There are graphs showing glucose levels vs. time. They tend to be an average of 100's of people's results because the results of one person can be so variable. For example, 30g of carbs can produce a blood glucose increase in me of anything from 5 to 20 mmol/l .

From my experience, doubling the amount of pure glucose you eat is going to produce very close to double the blood glucose increase. Any other form of carb, I think you're right, will produce less than that.

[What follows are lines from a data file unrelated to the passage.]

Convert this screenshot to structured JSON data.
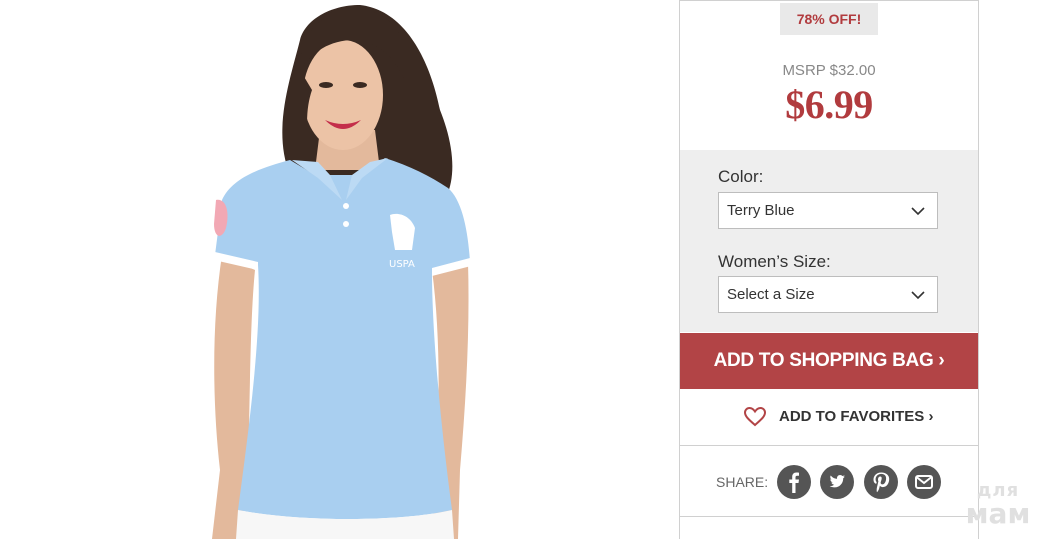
{
  "product": {
    "image_alt": "Model wearing light blue polo shirt"
  },
  "pricing": {
    "discount_badge": "78% OFF!",
    "msrp": "MSRP $32.00",
    "sale_price": "$6.99"
  },
  "options": {
    "color_label": "Color:",
    "color_selected": "Terry Blue",
    "size_label": "Women’s Size:",
    "size_selected": "Select a Size"
  },
  "actions": {
    "add_to_bag": "ADD TO SHOPPING BAG ›",
    "add_to_favorites": "ADD TO FAVORITES ›"
  },
  "share": {
    "label": "SHARE:",
    "icons": [
      "facebook-icon",
      "twitter-icon",
      "pinterest-icon",
      "email-icon"
    ]
  },
  "watermark": {
    "line1": "для",
    "line2": "мам"
  },
  "colors": {
    "accent": "#b24446",
    "price_red": "#b13b3e",
    "options_bg": "#eeeeee",
    "social_bg": "#555555",
    "shirt_blue": "#a9cff0"
  }
}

It's fairly well known that eating some forms of fat with your carbs reduces and delays your blood glucose spike. This is something some diabetics use to match the insulin activity profile better to the glucose release. It's possible that larger amounts of carbs also slow down the glucose release I suppose, but I've not seen this written anywhere.
 
I recently, on another, forum came across someone who believed there was a trigger point for each person whereby you could eat a certain number of carbs and then suddenly get a big spike from just a little more than your personal threshold. Kind of the opposite of what is suggested here but in the same vein of it not being linear though. They could give no other evidence or source other than their “paid endocrinologist”. I can’t find anything either.
 
If there are numbers available it would be difficult to correlate in any event as trials always tend to do something not real world to make sure amounts are perfect, e.g. for protein rather than eating a chicken breast they would do whey. So for carbs they would probably do a glucose solution; when you might want to know the results of several slices of cheddar cheese on white bread toast, or varying sized baked potatoes.

Unless it is purely academic interest, I believe you will have to test by yourself, which of course will be more relevant.